TBU Vice President Leslie Wolfe slams Ontario Liberals saying government complicit in creating any culture of fear in the TDSB and says the Education Minister is bullying trustees – full text and link to video of deputation here

Link to video of full deputation

 

Good afternoon

My name is Leslie Wolfe.  I am Vice President of OSSTF Toronto Teachers’ Bargaining Unit, but today I am here on behalf of OSSTF District 12 and the some 8000 TDSB teachers, occasional teachers and education workers we represent.

I would like to begin my remarks by saying something Margaret Wilson did not: Thank you.

Thank you for taking on the role of trustee in the largest, most complex school board in Canada, where every community is a microcosm of the world, bringing to you issues that reflect that reality, in an organizational framework that is far from ideal – and here I am not speaking of governance issues within the TDSB, but rather the structure within which governance of the TDSB resides – the one established by the Harris Tories and perpetuated by the current government wherein democratically elected local representatives are hobbled by a flawed construct that deprioritizes local needs by providing no clear process for responding to them.

In refusing to recognize and correct the structural flaws of centralized funding & decision making as they impact on the duty of trustees, OSSTF believes the provincial government is actually complicit in the creation of the negative culture that afflicts the TDSB.

In addition to being harmful to an already faltering local democracy, OSSTF further finds the Ministry directives disingenuous, with directives that clearly exceed the stated desire of fixing the relationship between senior staff and trustees.

Moreover, it is hard to imagine how the oft-cited ‘culture of fear’ will be any less a part of our members’ working lives when we have an Education Minister who, using bullying tactics, tars each of you with the same large brush despite the fact that fully half of you weren’t even in office when the issues leading to Ms. Wilson’s investigation occurred.

Certainly nothing is lost in directing that committee structures are clear and roles better defined, but there is nothing to be gained by anyone from the petulantly punitive directive that removes Trustees from board offices and refuses you constituency assistants.  In fact, it is parents, students, and front-line workers who often must turn to their Trustee as the only person on the management side of the TDSB who will listen and help broker a resolution to their concerns, who stand to lose most with this direction.

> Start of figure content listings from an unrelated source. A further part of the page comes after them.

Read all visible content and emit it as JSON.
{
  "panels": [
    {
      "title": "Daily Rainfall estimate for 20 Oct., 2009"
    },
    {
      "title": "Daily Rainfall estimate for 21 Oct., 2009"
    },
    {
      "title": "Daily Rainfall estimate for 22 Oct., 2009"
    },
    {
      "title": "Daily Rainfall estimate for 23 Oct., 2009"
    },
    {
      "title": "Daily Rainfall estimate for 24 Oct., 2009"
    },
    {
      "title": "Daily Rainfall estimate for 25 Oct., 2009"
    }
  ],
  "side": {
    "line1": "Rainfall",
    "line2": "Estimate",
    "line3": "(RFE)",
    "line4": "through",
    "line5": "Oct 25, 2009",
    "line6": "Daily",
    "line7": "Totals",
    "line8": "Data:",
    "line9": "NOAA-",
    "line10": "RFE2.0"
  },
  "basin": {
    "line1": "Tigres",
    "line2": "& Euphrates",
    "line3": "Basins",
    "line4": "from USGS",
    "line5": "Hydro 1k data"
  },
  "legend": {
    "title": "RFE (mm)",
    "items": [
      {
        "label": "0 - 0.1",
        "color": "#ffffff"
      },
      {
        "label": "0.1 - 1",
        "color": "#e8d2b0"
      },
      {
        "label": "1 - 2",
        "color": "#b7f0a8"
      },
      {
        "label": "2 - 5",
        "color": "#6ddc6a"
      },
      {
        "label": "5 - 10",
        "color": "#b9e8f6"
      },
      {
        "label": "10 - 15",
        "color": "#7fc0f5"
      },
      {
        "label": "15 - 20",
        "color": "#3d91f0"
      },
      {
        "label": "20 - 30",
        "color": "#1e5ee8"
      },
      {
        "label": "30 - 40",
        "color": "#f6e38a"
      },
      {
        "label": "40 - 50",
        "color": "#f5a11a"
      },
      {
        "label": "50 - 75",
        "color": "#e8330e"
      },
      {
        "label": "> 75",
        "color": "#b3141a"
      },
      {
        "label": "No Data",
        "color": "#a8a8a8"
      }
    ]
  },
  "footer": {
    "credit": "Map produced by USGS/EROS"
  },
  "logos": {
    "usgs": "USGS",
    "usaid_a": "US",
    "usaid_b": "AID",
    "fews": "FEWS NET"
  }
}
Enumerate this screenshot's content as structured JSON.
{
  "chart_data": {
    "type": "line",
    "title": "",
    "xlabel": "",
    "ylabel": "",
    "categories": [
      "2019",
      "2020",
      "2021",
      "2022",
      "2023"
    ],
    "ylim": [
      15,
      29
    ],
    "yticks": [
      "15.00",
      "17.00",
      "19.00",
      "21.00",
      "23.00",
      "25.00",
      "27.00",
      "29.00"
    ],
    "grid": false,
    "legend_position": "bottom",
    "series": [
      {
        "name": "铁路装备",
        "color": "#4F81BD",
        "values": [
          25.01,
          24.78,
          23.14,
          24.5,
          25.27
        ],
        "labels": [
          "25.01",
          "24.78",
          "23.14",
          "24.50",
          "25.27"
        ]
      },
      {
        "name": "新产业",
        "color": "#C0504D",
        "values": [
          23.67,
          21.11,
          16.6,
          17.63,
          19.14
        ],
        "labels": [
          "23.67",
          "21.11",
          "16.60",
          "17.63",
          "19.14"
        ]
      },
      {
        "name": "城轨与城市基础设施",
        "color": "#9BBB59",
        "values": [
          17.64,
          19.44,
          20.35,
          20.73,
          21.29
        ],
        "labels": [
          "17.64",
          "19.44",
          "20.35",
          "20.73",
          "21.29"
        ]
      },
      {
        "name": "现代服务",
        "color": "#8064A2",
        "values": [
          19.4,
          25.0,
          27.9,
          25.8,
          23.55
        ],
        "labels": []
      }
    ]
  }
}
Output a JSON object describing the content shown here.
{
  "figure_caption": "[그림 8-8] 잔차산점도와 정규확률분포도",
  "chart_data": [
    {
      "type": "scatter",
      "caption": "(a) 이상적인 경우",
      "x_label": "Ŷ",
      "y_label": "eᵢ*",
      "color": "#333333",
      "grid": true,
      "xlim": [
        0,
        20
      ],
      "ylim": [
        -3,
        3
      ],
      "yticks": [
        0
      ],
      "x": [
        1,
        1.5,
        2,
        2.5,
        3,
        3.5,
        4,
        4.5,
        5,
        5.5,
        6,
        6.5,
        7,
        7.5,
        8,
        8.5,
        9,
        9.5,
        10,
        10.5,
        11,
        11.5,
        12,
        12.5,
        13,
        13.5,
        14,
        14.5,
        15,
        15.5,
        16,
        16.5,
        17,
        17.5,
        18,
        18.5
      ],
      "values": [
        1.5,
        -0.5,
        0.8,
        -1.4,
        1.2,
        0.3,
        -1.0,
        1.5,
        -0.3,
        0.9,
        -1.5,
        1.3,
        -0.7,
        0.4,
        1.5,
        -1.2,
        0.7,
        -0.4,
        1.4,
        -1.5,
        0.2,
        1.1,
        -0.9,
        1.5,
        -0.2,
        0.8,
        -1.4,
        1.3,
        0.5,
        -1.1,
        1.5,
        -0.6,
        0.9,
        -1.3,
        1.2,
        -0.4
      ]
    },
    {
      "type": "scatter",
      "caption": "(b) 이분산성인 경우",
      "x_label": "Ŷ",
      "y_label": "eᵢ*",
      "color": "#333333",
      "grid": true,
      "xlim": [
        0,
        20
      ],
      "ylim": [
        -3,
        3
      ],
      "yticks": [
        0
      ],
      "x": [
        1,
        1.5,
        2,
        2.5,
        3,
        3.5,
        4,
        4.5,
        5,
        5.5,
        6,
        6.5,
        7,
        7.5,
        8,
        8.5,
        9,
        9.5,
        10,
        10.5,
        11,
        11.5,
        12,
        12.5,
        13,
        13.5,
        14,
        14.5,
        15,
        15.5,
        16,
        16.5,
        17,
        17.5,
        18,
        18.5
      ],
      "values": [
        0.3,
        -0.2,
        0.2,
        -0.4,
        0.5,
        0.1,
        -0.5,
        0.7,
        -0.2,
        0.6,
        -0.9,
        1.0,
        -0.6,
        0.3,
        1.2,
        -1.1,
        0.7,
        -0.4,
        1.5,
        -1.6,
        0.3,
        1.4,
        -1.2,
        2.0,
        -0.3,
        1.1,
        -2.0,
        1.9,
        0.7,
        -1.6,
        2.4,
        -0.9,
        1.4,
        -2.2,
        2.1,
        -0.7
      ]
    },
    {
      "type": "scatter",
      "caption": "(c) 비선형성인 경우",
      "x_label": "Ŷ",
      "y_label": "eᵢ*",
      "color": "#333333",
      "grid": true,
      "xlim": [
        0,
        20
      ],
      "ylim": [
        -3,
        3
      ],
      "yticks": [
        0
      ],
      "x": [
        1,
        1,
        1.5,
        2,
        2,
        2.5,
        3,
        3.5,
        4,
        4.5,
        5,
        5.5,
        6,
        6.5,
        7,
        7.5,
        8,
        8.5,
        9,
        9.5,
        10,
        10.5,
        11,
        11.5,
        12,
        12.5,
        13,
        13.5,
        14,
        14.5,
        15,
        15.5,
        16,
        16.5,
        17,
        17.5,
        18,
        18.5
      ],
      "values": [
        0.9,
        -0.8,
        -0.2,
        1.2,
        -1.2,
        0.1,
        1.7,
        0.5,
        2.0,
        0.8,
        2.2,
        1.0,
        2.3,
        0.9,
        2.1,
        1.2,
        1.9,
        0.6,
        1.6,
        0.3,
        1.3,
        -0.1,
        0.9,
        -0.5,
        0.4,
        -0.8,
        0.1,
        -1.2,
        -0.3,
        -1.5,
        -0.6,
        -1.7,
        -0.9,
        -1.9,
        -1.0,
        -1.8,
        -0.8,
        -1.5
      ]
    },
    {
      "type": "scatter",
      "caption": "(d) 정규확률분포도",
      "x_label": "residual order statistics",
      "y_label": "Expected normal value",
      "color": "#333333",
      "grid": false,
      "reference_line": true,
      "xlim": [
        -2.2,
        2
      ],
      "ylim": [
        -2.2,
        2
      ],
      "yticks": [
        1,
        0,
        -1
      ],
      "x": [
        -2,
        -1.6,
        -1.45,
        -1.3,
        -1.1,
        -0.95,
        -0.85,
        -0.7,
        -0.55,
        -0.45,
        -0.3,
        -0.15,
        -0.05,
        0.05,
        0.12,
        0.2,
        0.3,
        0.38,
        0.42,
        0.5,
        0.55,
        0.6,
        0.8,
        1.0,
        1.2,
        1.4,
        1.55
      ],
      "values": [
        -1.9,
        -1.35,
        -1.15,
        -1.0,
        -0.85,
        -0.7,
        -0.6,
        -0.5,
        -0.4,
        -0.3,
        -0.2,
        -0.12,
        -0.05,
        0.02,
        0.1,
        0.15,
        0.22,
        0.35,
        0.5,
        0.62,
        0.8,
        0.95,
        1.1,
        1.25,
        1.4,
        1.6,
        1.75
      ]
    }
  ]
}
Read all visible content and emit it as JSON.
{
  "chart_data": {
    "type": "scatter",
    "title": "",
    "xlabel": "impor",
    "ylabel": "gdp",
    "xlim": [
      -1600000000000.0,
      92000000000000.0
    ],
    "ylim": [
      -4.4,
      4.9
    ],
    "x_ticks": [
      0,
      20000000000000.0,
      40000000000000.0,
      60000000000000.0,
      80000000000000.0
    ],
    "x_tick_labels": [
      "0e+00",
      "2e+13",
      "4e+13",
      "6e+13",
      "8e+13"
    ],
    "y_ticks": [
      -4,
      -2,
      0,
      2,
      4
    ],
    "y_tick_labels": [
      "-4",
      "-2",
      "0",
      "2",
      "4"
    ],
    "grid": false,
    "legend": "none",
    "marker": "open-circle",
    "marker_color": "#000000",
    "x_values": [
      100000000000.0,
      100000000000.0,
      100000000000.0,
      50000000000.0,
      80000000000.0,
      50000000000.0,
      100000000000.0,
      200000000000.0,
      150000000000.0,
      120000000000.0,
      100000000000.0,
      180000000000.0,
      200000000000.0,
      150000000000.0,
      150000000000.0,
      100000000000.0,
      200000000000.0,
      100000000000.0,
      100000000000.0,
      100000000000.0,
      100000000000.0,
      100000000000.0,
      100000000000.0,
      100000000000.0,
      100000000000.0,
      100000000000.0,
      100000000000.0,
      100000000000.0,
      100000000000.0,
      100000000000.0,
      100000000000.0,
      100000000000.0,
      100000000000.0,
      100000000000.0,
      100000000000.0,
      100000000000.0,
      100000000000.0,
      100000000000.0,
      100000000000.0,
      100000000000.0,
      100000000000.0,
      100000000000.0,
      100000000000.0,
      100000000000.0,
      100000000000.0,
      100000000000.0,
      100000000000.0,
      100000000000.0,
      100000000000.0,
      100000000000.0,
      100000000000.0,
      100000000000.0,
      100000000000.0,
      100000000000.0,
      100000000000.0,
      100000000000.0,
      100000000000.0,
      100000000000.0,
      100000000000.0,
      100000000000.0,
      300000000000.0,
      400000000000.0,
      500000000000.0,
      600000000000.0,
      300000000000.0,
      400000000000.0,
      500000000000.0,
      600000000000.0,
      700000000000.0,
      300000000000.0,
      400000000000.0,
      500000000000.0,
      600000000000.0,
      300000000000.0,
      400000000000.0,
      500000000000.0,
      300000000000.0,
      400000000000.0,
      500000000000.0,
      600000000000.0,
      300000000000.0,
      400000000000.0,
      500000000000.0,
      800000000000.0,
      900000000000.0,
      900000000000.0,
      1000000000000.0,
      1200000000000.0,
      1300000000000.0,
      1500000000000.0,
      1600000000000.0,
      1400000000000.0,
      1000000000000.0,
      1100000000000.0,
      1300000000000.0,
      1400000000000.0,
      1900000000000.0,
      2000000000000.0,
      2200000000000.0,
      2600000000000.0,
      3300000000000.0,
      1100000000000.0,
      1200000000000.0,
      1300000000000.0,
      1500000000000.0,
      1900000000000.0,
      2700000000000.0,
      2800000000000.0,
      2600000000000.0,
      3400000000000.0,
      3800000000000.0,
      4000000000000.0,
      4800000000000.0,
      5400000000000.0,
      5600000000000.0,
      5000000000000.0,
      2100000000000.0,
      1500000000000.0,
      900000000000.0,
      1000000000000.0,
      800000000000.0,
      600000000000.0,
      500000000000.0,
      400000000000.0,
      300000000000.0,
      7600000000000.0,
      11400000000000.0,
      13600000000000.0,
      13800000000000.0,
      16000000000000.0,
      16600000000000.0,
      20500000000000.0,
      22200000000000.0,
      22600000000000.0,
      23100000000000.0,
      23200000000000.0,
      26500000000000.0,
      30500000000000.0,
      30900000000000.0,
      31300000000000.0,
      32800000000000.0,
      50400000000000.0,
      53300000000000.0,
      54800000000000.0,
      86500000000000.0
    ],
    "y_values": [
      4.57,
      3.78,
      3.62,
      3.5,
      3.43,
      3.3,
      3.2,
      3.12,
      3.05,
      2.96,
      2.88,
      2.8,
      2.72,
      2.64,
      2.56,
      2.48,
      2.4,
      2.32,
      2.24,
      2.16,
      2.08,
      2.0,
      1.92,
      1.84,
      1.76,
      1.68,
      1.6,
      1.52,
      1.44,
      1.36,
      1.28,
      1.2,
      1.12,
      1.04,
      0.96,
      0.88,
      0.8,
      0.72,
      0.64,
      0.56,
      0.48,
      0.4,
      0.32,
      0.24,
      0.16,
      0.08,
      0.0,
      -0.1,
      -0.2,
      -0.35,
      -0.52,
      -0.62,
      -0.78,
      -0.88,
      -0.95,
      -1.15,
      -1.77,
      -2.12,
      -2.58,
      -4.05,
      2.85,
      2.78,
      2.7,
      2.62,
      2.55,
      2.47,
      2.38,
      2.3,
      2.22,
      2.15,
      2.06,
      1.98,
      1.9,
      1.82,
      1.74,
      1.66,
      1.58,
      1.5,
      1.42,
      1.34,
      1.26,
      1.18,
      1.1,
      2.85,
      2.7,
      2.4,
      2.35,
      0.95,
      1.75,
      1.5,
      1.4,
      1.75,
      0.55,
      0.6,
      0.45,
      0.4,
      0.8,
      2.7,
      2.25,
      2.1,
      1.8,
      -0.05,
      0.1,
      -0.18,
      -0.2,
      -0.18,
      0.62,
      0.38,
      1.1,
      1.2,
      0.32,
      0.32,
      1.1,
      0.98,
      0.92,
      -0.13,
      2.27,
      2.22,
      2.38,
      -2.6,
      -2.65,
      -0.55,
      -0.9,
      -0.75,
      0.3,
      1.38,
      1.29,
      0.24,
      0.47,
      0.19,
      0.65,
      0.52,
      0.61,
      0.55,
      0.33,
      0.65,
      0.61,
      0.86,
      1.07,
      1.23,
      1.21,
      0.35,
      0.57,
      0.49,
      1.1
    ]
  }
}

But the Ministry directive that provides greatest clarity as to the real agenda of Minister Sandals and her government is the order to review school capacity using parameters that appear to commit you in advance to the closure of upwards of 100 schools – Schools that could serve as community hubs and provide links to services constituents tell you they want and need. To think this edict will somehow make things in the TDSB, or the city itself, better, is patently absurd. It is not about making the system better, it is about forcing you to do the bidding of the provincial government.

But this is not what you are elected to do. You are elected to oversee the TDSB from a distinct vantage point – one that represents local community priorities in relation to the TDSB specifically.

So yes, by all means, please, find a way to work together, but OSSTF implores you to do so not from the provincial government’s apparent vision of your role as their lackeys whose only purpose is to implement their agenda, but rather to do so with confidence in the understanding that each of you individually – and all of you collectively – are uniquely positioned to ensure that the issues particular to education in the Toronto board are attended to.